Let $U = \{s_1, s_2, s_\cdots, s_n\}$ be the universal set and $A = \{a_1, a_2, a_3,\cdots, a_m\}$ is the set under consideration.
Now, I am proving $\forall_{x \in \{\}} p(x) = T$ as follows
$$\forall_{x \in A} p(x) = \forall_{x \in u} (x \in A \implies p(x)) $$ $$= (s_1 \in A \implies p(s_1)) \land (s_2 \in A \implies p(s_2)) \land \cdots (s_n \in A \implies p(s_n))$$
Hence if $A = \{\}$, then premise in every conditional statement becomes false and the result will be true.
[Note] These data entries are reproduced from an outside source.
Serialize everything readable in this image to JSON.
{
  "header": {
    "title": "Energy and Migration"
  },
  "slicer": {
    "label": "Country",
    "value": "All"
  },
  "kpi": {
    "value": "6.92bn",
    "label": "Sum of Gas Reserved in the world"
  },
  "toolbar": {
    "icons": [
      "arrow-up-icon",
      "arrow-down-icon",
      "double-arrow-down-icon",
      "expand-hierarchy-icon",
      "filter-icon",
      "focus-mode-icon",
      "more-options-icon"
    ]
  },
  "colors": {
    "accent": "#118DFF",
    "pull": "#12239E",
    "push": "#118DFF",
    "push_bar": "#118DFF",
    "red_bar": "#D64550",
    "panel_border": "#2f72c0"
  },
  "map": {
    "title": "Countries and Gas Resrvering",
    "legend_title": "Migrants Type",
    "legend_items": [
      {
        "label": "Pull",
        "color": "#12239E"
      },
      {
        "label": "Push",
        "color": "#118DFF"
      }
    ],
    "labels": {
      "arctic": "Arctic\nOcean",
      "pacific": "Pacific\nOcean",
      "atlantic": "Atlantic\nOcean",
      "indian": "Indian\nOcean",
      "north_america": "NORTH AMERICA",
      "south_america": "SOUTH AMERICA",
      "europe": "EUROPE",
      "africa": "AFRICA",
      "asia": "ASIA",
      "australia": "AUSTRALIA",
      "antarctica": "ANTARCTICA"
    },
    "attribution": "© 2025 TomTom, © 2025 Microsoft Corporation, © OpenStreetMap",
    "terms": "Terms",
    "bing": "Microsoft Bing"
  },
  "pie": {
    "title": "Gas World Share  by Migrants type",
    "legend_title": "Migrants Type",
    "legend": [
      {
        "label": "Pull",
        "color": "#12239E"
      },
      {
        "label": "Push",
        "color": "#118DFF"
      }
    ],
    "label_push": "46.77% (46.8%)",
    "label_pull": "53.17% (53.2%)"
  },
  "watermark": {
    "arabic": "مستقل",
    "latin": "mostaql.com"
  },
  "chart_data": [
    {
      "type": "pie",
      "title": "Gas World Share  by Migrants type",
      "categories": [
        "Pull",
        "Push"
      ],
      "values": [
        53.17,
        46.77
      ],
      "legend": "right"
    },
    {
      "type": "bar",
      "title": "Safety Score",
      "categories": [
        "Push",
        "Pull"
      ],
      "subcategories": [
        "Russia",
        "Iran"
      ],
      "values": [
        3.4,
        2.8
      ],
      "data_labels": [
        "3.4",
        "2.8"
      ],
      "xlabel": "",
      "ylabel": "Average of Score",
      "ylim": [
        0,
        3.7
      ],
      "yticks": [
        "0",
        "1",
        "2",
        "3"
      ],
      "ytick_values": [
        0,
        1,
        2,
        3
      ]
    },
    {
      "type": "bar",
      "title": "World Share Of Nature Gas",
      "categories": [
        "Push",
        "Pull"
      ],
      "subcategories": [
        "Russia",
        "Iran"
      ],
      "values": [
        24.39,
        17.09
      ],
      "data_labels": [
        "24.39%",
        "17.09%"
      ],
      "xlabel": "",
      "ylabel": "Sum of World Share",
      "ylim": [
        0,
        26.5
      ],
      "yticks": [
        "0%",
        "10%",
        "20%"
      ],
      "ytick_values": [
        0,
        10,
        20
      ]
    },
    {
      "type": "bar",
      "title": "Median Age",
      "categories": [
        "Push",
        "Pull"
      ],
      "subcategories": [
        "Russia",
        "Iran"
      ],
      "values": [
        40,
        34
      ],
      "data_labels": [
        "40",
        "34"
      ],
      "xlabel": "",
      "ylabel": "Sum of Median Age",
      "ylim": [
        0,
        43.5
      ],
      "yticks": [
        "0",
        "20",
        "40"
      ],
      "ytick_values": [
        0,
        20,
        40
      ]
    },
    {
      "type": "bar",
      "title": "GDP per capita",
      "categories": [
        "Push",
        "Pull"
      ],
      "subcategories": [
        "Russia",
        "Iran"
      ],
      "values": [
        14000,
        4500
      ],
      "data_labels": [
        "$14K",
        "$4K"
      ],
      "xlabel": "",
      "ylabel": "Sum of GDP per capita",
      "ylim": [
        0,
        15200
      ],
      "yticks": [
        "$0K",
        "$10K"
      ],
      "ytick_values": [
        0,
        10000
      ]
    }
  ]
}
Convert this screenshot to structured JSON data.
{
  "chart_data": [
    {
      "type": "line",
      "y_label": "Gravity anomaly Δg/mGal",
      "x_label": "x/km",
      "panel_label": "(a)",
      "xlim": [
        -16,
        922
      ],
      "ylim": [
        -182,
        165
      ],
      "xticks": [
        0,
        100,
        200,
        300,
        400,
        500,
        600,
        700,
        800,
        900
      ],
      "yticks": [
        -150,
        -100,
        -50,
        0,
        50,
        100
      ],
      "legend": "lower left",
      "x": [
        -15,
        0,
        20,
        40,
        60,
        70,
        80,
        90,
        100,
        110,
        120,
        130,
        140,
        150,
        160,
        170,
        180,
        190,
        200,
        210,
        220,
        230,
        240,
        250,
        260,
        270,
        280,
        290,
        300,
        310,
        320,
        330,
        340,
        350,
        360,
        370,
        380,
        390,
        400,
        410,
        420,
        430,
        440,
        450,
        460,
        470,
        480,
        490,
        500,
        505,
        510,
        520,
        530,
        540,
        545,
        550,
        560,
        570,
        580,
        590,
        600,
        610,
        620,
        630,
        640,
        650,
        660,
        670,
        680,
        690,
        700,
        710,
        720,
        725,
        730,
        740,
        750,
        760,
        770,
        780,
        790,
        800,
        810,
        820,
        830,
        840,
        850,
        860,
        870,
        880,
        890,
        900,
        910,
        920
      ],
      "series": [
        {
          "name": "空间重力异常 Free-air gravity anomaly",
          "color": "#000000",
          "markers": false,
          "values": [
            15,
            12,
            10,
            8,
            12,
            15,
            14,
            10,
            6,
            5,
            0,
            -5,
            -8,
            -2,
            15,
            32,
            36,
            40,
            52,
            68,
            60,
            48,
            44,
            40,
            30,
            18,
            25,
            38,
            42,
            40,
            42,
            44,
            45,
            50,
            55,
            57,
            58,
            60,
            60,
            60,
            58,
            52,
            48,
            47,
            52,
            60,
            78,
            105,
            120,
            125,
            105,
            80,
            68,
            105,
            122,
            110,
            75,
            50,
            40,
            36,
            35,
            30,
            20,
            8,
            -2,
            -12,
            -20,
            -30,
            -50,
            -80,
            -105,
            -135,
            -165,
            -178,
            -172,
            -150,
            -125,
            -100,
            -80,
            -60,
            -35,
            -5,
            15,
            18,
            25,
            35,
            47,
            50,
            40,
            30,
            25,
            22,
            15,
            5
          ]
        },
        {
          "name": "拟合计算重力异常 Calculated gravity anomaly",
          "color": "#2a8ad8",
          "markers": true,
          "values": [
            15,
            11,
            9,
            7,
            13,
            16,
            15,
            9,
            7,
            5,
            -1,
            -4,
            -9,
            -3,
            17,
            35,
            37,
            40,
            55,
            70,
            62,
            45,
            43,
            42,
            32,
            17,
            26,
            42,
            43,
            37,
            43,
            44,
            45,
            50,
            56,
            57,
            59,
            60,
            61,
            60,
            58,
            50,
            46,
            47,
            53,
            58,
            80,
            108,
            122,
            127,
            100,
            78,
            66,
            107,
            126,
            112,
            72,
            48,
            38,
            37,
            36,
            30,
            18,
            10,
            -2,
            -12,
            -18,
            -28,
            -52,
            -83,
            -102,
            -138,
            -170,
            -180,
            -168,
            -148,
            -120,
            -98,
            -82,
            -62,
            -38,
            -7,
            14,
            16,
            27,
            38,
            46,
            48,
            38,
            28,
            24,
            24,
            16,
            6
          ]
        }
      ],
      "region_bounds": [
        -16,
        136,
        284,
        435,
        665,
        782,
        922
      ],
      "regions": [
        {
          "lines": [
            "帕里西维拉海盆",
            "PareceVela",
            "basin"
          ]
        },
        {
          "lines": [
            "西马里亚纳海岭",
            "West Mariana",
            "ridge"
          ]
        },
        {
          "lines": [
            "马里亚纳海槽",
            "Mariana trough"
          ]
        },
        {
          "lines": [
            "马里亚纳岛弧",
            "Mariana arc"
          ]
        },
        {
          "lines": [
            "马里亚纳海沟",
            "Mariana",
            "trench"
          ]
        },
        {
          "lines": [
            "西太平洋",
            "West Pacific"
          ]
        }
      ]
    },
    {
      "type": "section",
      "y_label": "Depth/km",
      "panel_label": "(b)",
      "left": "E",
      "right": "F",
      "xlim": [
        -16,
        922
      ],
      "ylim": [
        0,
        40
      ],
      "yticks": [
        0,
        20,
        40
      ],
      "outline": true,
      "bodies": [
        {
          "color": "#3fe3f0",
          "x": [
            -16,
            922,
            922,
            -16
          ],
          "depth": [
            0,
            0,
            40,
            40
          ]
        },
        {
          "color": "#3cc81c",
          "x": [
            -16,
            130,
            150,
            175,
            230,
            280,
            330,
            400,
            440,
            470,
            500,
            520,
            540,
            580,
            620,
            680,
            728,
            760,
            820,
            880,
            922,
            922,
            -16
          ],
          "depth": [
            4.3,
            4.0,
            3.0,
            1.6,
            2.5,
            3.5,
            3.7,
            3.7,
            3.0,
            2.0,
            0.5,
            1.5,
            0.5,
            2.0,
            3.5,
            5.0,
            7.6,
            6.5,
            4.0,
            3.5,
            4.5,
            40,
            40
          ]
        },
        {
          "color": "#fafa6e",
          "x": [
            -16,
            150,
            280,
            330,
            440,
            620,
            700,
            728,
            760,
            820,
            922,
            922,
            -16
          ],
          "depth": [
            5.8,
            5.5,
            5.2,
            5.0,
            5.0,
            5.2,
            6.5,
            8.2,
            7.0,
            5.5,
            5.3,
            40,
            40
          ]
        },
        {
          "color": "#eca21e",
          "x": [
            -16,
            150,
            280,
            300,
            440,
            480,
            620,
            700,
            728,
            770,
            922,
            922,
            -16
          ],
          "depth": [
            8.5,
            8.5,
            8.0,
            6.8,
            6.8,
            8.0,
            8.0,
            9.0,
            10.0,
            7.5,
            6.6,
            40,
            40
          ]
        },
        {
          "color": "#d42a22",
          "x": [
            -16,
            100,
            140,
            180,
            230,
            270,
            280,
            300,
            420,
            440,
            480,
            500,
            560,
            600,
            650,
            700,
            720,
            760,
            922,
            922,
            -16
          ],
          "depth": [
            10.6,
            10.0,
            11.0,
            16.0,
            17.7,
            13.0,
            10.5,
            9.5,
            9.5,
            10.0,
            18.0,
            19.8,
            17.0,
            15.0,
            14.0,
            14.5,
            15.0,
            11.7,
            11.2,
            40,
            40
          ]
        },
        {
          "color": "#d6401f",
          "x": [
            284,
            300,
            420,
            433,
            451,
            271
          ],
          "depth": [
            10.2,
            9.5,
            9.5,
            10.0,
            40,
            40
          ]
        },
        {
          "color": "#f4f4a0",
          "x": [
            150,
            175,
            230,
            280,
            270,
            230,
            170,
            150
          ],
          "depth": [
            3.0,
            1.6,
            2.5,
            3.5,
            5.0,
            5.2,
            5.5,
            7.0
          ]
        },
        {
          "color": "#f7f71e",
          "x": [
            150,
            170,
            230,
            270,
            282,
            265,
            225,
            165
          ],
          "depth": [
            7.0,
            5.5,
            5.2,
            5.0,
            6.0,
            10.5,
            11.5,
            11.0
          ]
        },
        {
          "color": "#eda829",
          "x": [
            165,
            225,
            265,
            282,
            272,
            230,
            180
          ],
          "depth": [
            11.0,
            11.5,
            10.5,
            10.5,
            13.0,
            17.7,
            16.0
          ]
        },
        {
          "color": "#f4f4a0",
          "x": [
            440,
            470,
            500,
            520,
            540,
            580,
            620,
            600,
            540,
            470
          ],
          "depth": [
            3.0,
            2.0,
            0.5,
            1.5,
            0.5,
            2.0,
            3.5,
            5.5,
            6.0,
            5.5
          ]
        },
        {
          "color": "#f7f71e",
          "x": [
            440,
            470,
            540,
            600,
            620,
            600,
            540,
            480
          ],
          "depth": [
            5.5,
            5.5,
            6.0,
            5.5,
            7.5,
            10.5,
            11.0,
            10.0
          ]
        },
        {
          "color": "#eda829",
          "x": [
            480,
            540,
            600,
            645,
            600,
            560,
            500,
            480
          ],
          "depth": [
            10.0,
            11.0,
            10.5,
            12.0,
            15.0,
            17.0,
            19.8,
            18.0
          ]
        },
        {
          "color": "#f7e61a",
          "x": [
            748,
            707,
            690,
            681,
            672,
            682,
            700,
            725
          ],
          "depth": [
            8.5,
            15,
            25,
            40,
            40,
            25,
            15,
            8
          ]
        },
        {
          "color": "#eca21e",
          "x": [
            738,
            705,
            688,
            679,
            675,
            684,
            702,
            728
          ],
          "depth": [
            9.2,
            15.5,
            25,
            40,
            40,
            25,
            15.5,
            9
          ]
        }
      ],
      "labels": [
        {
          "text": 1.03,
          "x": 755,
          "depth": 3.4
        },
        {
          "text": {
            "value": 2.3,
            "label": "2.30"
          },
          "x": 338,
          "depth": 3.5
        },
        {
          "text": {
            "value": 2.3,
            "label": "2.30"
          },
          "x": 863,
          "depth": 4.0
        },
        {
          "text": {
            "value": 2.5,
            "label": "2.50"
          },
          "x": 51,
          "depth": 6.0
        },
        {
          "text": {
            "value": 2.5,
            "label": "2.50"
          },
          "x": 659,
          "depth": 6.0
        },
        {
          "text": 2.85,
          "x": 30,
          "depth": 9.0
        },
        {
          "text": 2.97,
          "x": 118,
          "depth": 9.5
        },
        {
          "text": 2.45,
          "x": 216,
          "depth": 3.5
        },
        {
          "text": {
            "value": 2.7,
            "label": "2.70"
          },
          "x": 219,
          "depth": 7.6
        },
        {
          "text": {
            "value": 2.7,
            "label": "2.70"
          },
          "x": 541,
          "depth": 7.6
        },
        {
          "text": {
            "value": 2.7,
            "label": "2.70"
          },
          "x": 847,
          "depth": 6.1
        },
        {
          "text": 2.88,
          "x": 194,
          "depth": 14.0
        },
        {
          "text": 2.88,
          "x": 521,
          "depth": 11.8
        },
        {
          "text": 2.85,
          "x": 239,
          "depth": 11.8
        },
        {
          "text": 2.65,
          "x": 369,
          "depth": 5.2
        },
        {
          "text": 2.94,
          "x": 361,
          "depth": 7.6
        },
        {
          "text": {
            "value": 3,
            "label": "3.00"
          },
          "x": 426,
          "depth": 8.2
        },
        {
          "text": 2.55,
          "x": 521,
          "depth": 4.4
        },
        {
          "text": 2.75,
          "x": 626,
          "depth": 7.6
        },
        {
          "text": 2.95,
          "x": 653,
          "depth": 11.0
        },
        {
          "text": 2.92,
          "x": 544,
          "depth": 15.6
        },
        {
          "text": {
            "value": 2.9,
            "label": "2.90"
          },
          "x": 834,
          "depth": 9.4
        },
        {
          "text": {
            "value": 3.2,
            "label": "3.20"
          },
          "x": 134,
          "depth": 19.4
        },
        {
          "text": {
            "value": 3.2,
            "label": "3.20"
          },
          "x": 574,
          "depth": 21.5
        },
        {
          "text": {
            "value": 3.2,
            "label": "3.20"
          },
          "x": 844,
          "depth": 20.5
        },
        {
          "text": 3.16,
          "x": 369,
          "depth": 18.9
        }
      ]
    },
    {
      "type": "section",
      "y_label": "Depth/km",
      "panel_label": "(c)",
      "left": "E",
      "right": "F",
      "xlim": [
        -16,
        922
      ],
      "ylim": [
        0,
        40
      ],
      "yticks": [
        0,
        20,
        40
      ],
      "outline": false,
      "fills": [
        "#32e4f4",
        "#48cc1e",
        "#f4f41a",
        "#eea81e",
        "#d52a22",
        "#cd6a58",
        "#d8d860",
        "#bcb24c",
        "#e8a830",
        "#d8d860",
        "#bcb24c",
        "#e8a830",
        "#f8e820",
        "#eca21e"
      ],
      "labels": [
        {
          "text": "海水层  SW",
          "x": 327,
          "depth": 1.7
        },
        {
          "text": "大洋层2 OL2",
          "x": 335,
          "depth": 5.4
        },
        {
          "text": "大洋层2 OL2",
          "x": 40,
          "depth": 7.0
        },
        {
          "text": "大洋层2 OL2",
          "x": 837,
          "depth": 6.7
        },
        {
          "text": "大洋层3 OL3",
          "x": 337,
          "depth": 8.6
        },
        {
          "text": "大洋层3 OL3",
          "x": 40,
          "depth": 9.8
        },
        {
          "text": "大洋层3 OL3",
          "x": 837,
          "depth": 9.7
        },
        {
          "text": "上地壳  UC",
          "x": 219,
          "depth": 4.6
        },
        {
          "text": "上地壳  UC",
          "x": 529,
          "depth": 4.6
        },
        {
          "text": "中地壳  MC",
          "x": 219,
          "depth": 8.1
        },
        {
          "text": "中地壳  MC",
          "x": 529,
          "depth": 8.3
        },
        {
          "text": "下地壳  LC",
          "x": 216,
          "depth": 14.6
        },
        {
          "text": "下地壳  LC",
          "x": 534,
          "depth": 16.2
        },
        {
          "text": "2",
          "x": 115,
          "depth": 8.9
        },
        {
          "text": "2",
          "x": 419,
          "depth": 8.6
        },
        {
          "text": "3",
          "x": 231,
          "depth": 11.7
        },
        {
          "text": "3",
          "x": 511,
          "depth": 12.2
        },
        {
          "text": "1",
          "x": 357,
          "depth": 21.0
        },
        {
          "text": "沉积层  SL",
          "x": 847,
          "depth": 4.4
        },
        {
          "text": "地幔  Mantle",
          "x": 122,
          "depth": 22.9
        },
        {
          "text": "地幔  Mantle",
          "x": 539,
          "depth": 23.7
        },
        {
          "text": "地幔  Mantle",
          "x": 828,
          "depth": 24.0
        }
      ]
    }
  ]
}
But it is not working to prove $\exists_{x \in \{\}} p(x) = T$;
How to prove it?
This won't work because $\exists x\in\{\},p(x)$ is false.
Like Mauro says in the first comment, $ \exists x\in\{\},p(x) $ is syntactic sugar for $\exists x , (x\in\{\} \wedge p(x))$. But $x\in\{\}$ can never be true, so $x\in\{\} \wedge p(x)$ is never true, so $\exists x , (x\in\{\} \wedge p(x))$ is false.
You seem hung up on expanding quantification to the individual elements of a set. That's not necessary, and seems to limit you logically to a finite universal set. But these statements are true irrespective of the cardinality of $U$.